On Aug. 5, 2010, a copper and gold mine in Chile caved in, trapping 33 miners 2,300 feet underground. Rescue workers descended into the mine two days later, but were forced to abandon their route when a fresh cave-in blocked the duct, so they began drilling holes in an attempt to locate the miners. Seventeen days later they were rewarded with tapping noises and a note tied to the drill that read, "The 33 of us in the shelter are well."
Realizing the miners could be trapped until Christmas, Chile asked NASA for advice, and a strict schedule of exercise, nutrition and entertainment was developed to prepare the miners mentally and physically for the months ahead. Known in Chile as "Los 33," the miners ate 2,220 calories a day, but also exercised to stay slim enough to fit through the rescue hole. While they watched 13 hours of television a day, they were denied handheld video games and personal music players to avoid isolation.

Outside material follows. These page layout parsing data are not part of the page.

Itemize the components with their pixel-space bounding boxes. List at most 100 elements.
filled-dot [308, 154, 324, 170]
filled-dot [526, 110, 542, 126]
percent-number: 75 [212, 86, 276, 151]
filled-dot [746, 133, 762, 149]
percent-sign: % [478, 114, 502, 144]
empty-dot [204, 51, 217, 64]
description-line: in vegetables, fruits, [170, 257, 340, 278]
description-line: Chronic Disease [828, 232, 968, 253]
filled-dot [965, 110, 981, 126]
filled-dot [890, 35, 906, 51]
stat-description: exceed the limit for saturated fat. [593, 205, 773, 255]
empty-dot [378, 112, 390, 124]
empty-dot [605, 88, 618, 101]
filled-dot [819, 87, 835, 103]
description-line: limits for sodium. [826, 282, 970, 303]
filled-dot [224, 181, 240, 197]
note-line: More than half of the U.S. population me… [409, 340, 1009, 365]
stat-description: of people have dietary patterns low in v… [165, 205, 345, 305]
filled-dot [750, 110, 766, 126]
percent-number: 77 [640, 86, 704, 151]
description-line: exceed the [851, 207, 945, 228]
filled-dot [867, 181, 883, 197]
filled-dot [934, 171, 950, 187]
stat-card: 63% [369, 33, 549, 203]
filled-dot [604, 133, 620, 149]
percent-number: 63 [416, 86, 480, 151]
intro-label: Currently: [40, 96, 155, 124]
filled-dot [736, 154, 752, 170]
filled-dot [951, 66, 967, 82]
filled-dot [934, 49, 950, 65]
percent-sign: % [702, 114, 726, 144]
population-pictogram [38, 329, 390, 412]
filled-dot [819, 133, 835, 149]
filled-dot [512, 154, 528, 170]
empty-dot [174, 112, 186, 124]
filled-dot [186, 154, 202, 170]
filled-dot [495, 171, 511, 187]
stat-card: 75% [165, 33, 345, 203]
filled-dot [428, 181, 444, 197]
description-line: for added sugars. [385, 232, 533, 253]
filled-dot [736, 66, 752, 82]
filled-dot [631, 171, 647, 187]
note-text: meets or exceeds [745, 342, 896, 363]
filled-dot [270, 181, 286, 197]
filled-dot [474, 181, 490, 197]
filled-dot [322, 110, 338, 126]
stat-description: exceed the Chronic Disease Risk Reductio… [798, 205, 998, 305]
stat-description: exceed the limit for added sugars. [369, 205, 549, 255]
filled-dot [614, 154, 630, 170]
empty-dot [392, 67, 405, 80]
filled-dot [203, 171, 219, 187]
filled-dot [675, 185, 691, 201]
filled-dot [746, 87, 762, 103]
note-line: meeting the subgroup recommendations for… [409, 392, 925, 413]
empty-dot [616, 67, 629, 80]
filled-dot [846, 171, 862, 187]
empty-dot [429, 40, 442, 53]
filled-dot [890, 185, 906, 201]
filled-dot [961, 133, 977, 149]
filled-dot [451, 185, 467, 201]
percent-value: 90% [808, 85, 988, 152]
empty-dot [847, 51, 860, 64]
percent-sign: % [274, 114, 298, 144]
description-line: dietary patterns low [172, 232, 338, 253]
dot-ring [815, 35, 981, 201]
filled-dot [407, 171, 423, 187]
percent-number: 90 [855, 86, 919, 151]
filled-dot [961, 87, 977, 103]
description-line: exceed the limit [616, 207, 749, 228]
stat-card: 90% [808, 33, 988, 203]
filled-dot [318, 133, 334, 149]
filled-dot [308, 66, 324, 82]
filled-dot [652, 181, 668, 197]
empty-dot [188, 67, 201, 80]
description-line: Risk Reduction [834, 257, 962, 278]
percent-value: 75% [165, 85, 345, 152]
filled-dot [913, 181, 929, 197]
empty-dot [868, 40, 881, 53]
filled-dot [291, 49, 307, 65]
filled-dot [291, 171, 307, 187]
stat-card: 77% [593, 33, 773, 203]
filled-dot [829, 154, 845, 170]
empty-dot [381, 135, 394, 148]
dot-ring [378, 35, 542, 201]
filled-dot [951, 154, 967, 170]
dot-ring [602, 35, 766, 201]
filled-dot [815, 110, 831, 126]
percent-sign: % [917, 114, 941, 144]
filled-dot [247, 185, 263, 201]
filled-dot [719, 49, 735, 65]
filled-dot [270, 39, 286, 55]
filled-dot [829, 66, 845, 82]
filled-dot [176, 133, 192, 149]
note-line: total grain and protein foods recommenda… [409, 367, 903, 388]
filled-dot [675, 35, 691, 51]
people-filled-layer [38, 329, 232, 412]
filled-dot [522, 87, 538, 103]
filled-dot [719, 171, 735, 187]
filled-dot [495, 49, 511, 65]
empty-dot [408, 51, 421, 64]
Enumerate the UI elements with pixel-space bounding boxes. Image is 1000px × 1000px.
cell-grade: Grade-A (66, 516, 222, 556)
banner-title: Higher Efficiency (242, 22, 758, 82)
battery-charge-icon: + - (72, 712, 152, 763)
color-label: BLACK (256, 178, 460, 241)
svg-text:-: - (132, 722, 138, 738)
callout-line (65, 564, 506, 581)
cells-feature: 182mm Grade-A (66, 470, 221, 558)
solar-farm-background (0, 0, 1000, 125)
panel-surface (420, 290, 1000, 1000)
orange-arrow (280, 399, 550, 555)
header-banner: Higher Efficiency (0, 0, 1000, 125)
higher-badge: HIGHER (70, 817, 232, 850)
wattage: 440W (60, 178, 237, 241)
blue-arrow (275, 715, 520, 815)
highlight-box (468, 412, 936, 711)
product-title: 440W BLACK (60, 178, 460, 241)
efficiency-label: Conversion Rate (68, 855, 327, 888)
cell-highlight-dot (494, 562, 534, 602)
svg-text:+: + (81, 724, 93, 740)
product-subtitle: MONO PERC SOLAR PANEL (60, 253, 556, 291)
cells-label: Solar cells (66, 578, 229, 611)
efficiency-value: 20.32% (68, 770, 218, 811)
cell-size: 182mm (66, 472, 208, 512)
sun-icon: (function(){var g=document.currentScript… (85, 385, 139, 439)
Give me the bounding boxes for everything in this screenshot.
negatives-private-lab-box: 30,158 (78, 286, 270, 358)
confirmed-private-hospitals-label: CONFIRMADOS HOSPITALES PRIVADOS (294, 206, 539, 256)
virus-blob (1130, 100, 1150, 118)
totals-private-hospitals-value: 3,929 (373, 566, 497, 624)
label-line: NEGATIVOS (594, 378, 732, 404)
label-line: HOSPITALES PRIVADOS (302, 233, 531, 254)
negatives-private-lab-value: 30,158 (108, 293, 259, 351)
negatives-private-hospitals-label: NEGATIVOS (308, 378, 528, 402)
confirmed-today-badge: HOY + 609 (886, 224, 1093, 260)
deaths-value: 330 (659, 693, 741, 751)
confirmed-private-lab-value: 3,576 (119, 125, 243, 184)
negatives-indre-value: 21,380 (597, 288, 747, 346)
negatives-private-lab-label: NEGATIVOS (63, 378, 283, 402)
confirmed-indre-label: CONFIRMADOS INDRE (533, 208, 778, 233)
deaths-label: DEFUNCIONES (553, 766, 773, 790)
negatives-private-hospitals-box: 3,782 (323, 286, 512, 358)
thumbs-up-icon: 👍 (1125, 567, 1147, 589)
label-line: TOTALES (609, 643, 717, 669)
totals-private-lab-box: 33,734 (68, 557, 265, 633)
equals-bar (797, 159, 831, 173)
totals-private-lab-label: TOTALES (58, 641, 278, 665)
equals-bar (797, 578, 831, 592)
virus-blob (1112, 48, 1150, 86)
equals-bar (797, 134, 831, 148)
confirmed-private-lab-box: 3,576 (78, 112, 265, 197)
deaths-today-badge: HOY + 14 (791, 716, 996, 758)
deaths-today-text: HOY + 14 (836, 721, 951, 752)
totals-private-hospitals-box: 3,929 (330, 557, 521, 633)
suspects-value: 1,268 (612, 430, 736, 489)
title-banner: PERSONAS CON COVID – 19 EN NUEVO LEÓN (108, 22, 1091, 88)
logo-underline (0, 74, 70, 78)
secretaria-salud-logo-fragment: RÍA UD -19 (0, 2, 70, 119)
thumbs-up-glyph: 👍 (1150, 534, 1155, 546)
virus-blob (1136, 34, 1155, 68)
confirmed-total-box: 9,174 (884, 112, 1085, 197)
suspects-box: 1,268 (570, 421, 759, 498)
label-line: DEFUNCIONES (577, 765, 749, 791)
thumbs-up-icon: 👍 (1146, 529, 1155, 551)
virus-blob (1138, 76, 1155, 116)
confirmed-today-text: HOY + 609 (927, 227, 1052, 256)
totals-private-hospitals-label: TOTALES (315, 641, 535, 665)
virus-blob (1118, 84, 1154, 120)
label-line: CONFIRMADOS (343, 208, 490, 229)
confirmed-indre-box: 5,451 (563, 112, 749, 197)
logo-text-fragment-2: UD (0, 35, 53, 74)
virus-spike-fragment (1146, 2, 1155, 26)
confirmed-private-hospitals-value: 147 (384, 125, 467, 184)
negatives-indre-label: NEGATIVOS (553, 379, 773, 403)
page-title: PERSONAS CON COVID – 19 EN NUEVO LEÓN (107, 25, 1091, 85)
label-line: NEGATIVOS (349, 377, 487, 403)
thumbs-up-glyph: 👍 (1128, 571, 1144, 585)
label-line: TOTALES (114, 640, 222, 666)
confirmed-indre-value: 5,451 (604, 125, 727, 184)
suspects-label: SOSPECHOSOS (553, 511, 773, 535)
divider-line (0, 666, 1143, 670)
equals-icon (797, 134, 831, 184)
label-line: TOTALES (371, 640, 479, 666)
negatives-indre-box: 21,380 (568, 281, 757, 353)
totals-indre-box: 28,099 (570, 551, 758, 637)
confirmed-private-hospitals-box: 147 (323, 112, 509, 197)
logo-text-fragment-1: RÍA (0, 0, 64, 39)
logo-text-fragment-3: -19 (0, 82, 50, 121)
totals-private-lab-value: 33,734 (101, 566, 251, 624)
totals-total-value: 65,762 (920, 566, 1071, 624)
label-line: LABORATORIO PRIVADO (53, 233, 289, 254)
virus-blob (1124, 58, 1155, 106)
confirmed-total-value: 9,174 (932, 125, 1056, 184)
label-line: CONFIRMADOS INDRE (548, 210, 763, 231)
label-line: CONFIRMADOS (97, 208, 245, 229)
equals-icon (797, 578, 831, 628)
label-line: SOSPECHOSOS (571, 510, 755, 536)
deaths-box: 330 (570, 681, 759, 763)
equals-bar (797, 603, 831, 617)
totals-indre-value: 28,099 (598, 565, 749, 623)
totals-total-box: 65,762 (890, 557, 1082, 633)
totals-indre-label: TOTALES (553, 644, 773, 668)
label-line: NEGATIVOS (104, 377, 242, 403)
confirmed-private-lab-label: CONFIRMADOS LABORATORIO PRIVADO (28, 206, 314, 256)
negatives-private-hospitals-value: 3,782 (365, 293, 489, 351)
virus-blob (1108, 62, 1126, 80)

Workers finished drilling an escape shaft Oct. 9, and after reinforcing it with metal, a capsule named "Phoenix" was lowered inside on the night of Oct. 12. It resurfaced just after midnight with 31-year-old Florencio Avalos, the first miner out, to a raucous welcome from family, rescuers and supporters. The process continued with no major problems past sunrise and throughout the day, as miners were pulled up one by one, each greeted by an eruption of cheers. Shift foreman Luis Urzúa, 54, who was credited with keeping the miners alive those first few weeks before they were found, was the 33rd and final one rescued at about 10 p.m. on Oct. 13. "We've done a good job," he said in Spanish after stepping out of the Phoenix. "Seventy days of the fight were worth it. We had the guts to fight."